En 1984, il est entré dans l'histoire en devenant le premier Canadien à aller dans l'espace, alors qu'il était spécialiste de charge utile à bord de la navette spatiale Challenger. Il est retourné dans l'espace à deux autres reprises, en 1996 et en 2000, avant de devenir président de l'Agence spatiale canadienne (ASC) de 2001 à 2005.
«Toute sa vie a été consacrée au service public, a déclaré Gilles Leclerc, un ancien fonctionnaire de l'ASC qui a travaillé avec lui. Et il a été un véritable modèle pour tous les astronautes canadiens qui lui ont succédé.»
En tant que président de l'ASC, Marc Garneau a posé les bases du programme d'exploration spatiale qui allait regrouper d'autres initiatives auparavant développées séparément, a expliqué M. Leclerc.
Il était également «en avance sur son temps» en matière de conscience environnementale et de compréhension de l'importance d'appliquer les technologies spatiales à des applications pratiques, comme les communications par satellite.
«Durant son mandat, il souhaitait vraiment que nous nous concentrions davantage sur les sciences : l'astronomie, les sciences planétaires, l'exploration lunaire», a raconté M. Leclerc lors d'une entrevue téléphonique.

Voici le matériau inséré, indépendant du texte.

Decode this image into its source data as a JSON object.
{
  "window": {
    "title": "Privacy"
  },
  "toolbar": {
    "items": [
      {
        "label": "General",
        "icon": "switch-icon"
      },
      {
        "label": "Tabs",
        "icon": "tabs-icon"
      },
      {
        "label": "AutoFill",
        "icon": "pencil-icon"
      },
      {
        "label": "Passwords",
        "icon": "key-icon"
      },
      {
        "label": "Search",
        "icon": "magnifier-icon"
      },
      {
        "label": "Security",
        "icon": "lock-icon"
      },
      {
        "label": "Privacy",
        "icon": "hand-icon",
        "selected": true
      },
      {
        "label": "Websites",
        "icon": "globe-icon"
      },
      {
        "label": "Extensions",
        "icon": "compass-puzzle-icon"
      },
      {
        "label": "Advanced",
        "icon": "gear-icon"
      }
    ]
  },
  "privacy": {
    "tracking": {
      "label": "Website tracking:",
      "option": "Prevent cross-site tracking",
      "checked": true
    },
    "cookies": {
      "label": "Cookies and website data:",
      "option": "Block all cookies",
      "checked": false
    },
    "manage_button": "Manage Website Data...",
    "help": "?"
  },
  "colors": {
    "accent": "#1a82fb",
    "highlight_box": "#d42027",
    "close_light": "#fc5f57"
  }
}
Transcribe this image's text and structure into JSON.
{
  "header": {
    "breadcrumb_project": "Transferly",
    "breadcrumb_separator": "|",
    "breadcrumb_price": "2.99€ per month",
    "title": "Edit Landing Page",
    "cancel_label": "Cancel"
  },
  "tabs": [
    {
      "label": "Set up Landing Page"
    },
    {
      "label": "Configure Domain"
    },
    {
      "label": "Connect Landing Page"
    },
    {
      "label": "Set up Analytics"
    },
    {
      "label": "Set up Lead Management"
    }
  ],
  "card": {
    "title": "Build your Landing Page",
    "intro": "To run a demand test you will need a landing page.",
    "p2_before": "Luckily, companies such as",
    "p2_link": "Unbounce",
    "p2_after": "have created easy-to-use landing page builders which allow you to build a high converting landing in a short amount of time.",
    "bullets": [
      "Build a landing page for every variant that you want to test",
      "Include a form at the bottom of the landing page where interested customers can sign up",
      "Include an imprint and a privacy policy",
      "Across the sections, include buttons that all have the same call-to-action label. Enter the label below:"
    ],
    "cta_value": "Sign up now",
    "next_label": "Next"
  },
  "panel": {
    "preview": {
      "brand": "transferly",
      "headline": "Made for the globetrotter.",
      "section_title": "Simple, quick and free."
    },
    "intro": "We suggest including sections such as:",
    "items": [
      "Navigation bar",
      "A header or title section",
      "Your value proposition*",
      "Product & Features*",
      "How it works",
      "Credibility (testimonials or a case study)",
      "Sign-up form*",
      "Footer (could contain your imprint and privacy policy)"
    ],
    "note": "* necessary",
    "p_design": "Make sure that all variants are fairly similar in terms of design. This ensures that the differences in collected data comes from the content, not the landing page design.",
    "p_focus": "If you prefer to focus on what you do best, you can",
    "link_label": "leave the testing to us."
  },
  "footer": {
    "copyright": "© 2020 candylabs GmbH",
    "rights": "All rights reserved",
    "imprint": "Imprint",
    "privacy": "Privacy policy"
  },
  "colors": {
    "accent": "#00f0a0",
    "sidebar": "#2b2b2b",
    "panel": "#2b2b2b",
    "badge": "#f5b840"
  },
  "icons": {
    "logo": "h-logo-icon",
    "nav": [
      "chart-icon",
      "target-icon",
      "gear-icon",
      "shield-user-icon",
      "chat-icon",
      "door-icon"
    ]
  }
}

Tout ce que nous voyons maintenant, toutes ces missions auxquelles le Canada a participé, comme une mission vers les astéroïdes, deux missions vers Mars, le télescope spatial James Webb (…) Marc a eu une influence considérable sur l'avenir du programme spatial pendant longtemps.»

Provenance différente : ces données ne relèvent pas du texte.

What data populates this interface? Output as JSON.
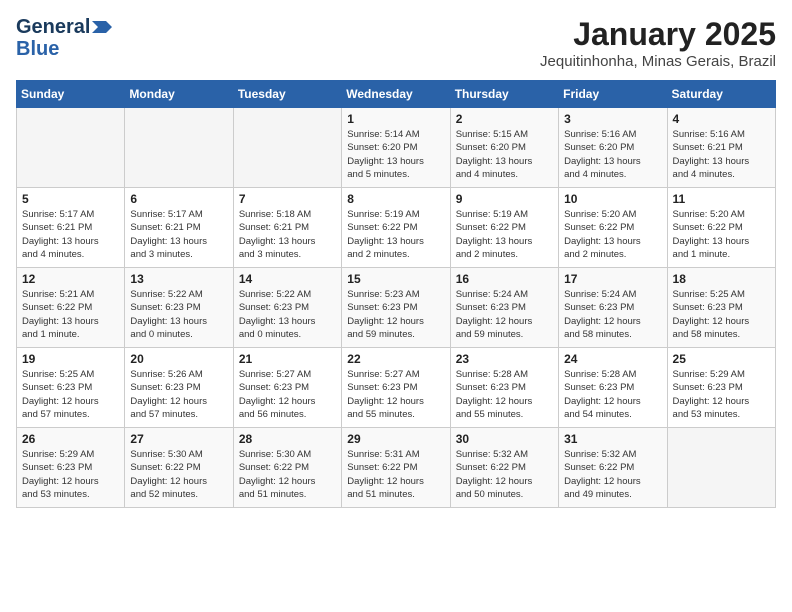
{
  "header": {
    "logo_line1": "General",
    "logo_line2": "Blue",
    "month_title": "January 2025",
    "location": "Jequitinhonha, Minas Gerais, Brazil"
  },
  "weekdays": [
    "Sunday",
    "Monday",
    "Tuesday",
    "Wednesday",
    "Thursday",
    "Friday",
    "Saturday"
  ],
  "weeks": [
    [
      {
        "day": "",
        "info": ""
      },
      {
        "day": "",
        "info": ""
      },
      {
        "day": "",
        "info": ""
      },
      {
        "day": "1",
        "info": "Sunrise: 5:14 AM\nSunset: 6:20 PM\nDaylight: 13 hours\nand 5 minutes."
      },
      {
        "day": "2",
        "info": "Sunrise: 5:15 AM\nSunset: 6:20 PM\nDaylight: 13 hours\nand 4 minutes."
      },
      {
        "day": "3",
        "info": "Sunrise: 5:16 AM\nSunset: 6:20 PM\nDaylight: 13 hours\nand 4 minutes."
      },
      {
        "day": "4",
        "info": "Sunrise: 5:16 AM\nSunset: 6:21 PM\nDaylight: 13 hours\nand 4 minutes."
      }
    ],
    [
      {
        "day": "5",
        "info": "Sunrise: 5:17 AM\nSunset: 6:21 PM\nDaylight: 13 hours\nand 4 minutes."
      },
      {
        "day": "6",
        "info": "Sunrise: 5:17 AM\nSunset: 6:21 PM\nDaylight: 13 hours\nand 3 minutes."
      },
      {
        "day": "7",
        "info": "Sunrise: 5:18 AM\nSunset: 6:21 PM\nDaylight: 13 hours\nand 3 minutes."
      },
      {
        "day": "8",
        "info": "Sunrise: 5:19 AM\nSunset: 6:22 PM\nDaylight: 13 hours\nand 2 minutes."
      },
      {
        "day": "9",
        "info": "Sunrise: 5:19 AM\nSunset: 6:22 PM\nDaylight: 13 hours\nand 2 minutes."
      },
      {
        "day": "10",
        "info": "Sunrise: 5:20 AM\nSunset: 6:22 PM\nDaylight: 13 hours\nand 2 minutes."
      },
      {
        "day": "11",
        "info": "Sunrise: 5:20 AM\nSunset: 6:22 PM\nDaylight: 13 hours\nand 1 minute."
      }
    ],
    [
      {
        "day": "12",
        "info": "Sunrise: 5:21 AM\nSunset: 6:22 PM\nDaylight: 13 hours\nand 1 minute."
      },
      {
        "day": "13",
        "info": "Sunrise: 5:22 AM\nSunset: 6:23 PM\nDaylight: 13 hours\nand 0 minutes."
      },
      {
        "day": "14",
        "info": "Sunrise: 5:22 AM\nSunset: 6:23 PM\nDaylight: 13 hours\nand 0 minutes."
      },
      {
        "day": "15",
        "info": "Sunrise: 5:23 AM\nSunset: 6:23 PM\nDaylight: 12 hours\nand 59 minutes."
      },
      {
        "day": "16",
        "info": "Sunrise: 5:24 AM\nSunset: 6:23 PM\nDaylight: 12 hours\nand 59 minutes."
      },
      {
        "day": "17",
        "info": "Sunrise: 5:24 AM\nSunset: 6:23 PM\nDaylight: 12 hours\nand 58 minutes."
      },
      {
        "day": "18",
        "info": "Sunrise: 5:25 AM\nSunset: 6:23 PM\nDaylight: 12 hours\nand 58 minutes."
      }
    ],
    [
      {
        "day": "19",
        "info": "Sunrise: 5:25 AM\nSunset: 6:23 PM\nDaylight: 12 hours\nand 57 minutes."
      },
      {
        "day": "20",
        "info": "Sunrise: 5:26 AM\nSunset: 6:23 PM\nDaylight: 12 hours\nand 57 minutes."
      },
      {
        "day": "21",
        "info": "Sunrise: 5:27 AM\nSunset: 6:23 PM\nDaylight: 12 hours\nand 56 minutes."
      },
      {
        "day": "22",
        "info": "Sunrise: 5:27 AM\nSunset: 6:23 PM\nDaylight: 12 hours\nand 55 minutes."
      },
      {
        "day": "23",
        "info": "Sunrise: 5:28 AM\nSunset: 6:23 PM\nDaylight: 12 hours\nand 55 minutes."
      },
      {
        "day": "24",
        "info": "Sunrise: 5:28 AM\nSunset: 6:23 PM\nDaylight: 12 hours\nand 54 minutes."
      },
      {
        "day": "25",
        "info": "Sunrise: 5:29 AM\nSunset: 6:23 PM\nDaylight: 12 hours\nand 53 minutes."
      }
    ],
    [
      {
        "day": "26",
        "info": "Sunrise: 5:29 AM\nSunset: 6:23 PM\nDaylight: 12 hours\nand 53 minutes."
      },
      {
        "day": "27",
        "info": "Sunrise: 5:30 AM\nSunset: 6:22 PM\nDaylight: 12 hours\nand 52 minutes."
      },
      {
        "day": "28",
        "info": "Sunrise: 5:30 AM\nSunset: 6:22 PM\nDaylight: 12 hours\nand 51 minutes."
      },
      {
        "day": "29",
        "info": "Sunrise: 5:31 AM\nSunset: 6:22 PM\nDaylight: 12 hours\nand 51 minutes."
      },
      {
        "day": "30",
        "info": "Sunrise: 5:32 AM\nSunset: 6:22 PM\nDaylight: 12 hours\nand 50 minutes."
      },
      {
        "day": "31",
        "info": "Sunrise: 5:32 AM\nSunset: 6:22 PM\nDaylight: 12 hours\nand 49 minutes."
      },
      {
        "day": "",
        "info": ""
      }
    ]
  ]
}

Vendredi, la présidente de l'ASC, Lisa Campbell, a rendu hommage à Marc Garneau, qu'elle a qualifié de «membre précieux de la famille de l'agence spatiale».
«Nous lui sommes profondément reconnaissants pour son service public extraordinaire et ses contributions durables au Canada et au monde, qu'il s'agisse d'écrire l'histoire en tant que premier Canadien à aller dans l'espace ou de guider l'Agence spatiale canadienne en tant que président, a-t-elle expliqué lors d'un événement au siège social de l'agence, dans la région de Montréal. Son intégrité et sa générosité d'esprit touchent tous ceux qui ont eu le privilège de travailler avec lui.»

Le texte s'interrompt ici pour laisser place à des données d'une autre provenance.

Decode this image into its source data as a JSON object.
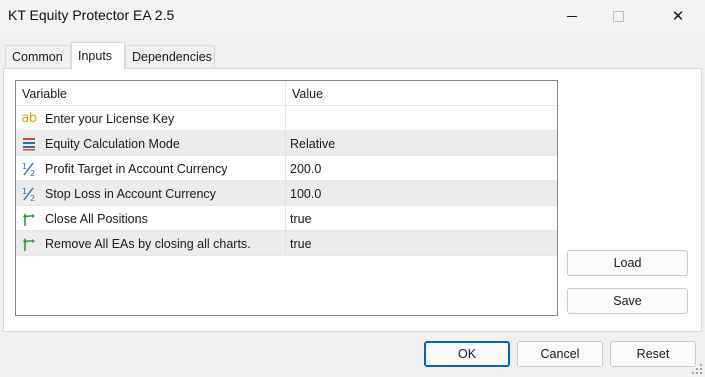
{
  "window": {
    "title": "KT Equity Protector EA 2.5"
  },
  "tabs": [
    {
      "label": "Common"
    },
    {
      "label": "Inputs"
    },
    {
      "label": "Dependencies"
    }
  ],
  "grid": {
    "header_variable": "Variable",
    "header_value": "Value",
    "rows": [
      {
        "icon": "ab-text-icon",
        "icon_text": "ab",
        "variable": "Enter your License Key",
        "value": ""
      },
      {
        "icon": "enum-list-icon",
        "variable": "Equity Calculation Mode",
        "value": "Relative"
      },
      {
        "icon": "fraction-icon",
        "variable": "Profit Target in Account Currency",
        "value": "200.0"
      },
      {
        "icon": "fraction-icon",
        "variable": "Stop Loss in Account Currency",
        "value": "100.0"
      },
      {
        "icon": "branch-arrow-icon",
        "variable": "Close All Positions",
        "value": "true"
      },
      {
        "icon": "branch-arrow-icon",
        "variable": "Remove All EAs by closing all charts.",
        "value": "true"
      }
    ]
  },
  "buttons": {
    "load": "Load",
    "save": "Save",
    "ok": "OK",
    "cancel": "Cancel",
    "reset": "Reset"
  },
  "colors": {
    "accent": "#0067c0",
    "alt_row": "#ececec",
    "icon_orange": "#e0a020",
    "icon_blue": "#2b6cb0",
    "icon_green": "#2e9e3a",
    "icon_red": "#d9453b"
  }
}
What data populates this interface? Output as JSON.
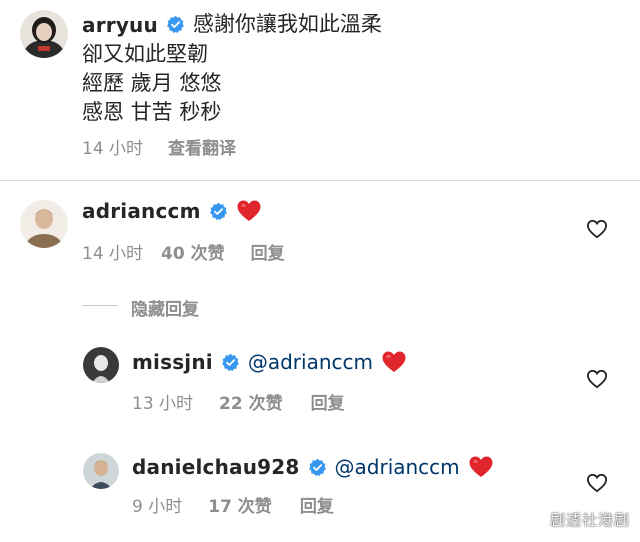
{
  "post_caption": {
    "username": "arryuu",
    "verified": true,
    "lines": [
      "感謝你讓我如此溫柔",
      "卻又如此堅韌",
      "經歷 歲月 悠悠",
      "感恩 甘苦 秒秒"
    ],
    "time": "14 小时",
    "translate": "查看翻译"
  },
  "comments": [
    {
      "username": "adrianccm",
      "verified": true,
      "text": "",
      "time": "14 小时",
      "likes": "40 次赞",
      "reply": "回复"
    }
  ],
  "hide_replies": "隐藏回复",
  "replies": [
    {
      "username": "missjni",
      "verified": true,
      "mention": "@adrianccm",
      "time": "13 小时",
      "likes": "22 次赞",
      "reply": "回复"
    },
    {
      "username": "danielchau928",
      "verified": true,
      "mention": "@adrianccm",
      "time": "9 小时",
      "likes": "17 次赞",
      "reply": "回复"
    }
  ],
  "watermark": "剧透社港剧",
  "colors": {
    "verified_blue": "#3897f0",
    "heart_red": "#ed4956",
    "mention_blue": "#00376b",
    "meta_gray": "#8e8e8e"
  },
  "icons": [
    "verified-badge-icon",
    "red-heart-emoji-icon",
    "like-heart-outline-icon"
  ]
}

Les drapeaux des édifices gouvernementaux de Montréal ont été mis en berne en hommage.
M. Garneau conserverait sa passion pour les sciences, ainsi que ses vastes connaissances techniques, dans son prochain rôle politique, selon son ancien chef de cabinet et ami proche.
Marc Roy a expliqué que M. Garneau avait décidé de se présenter aux élections par désir de redonner après sa brillante carrière spatiale. Marc Garneau a souvent évoqué la façon dont le fait de voir la Terre d'en haut «a changé sa perspective sur bien des choses», notamment les conflits et la protection de l'environnement, a expliqué M. Roy.
«Tant de choses qui nous divisent malheureusement en tant qu'êtres humains deviennent si insignifiantes lorsqu'on regarde notre monde de l'étranger, a expliqué M. Roy lors d'une entrevue téléphonique. Et ce désir de contribuer à un niveau encore plus élevé, différent, au niveau des politiques et de la gouvernance, est ce qui l'a poussé à se présenter en politique fédérale.»
Marc Garneau a été élu député de Notre-Dame-de-Grâce—Westmount en 2008, après avoir échoué à remporter un autre siège dans la région de Montréal en 2006.
M. Roy a souligné que la formation scientifique de Marc Garneau s'était particulièrement manifestée lorsqu'il était ministre des Transports, où il était capable de comprendre instantanément les exposés techniques sur les navires, les avions et les trains.
Surtout, son expérience d'officier de marine et d'astronaute lui a donné une concentration extrême sur la sécurité, a ajouté Marc Roy, dans un rôle qui l'a vu mettre en place des mesures telles que l'initiative pour un ciel plus sûr et le Plan de protection des océans pour surveiller le trafic maritime, les déversements d'hydrocarbures et la faune.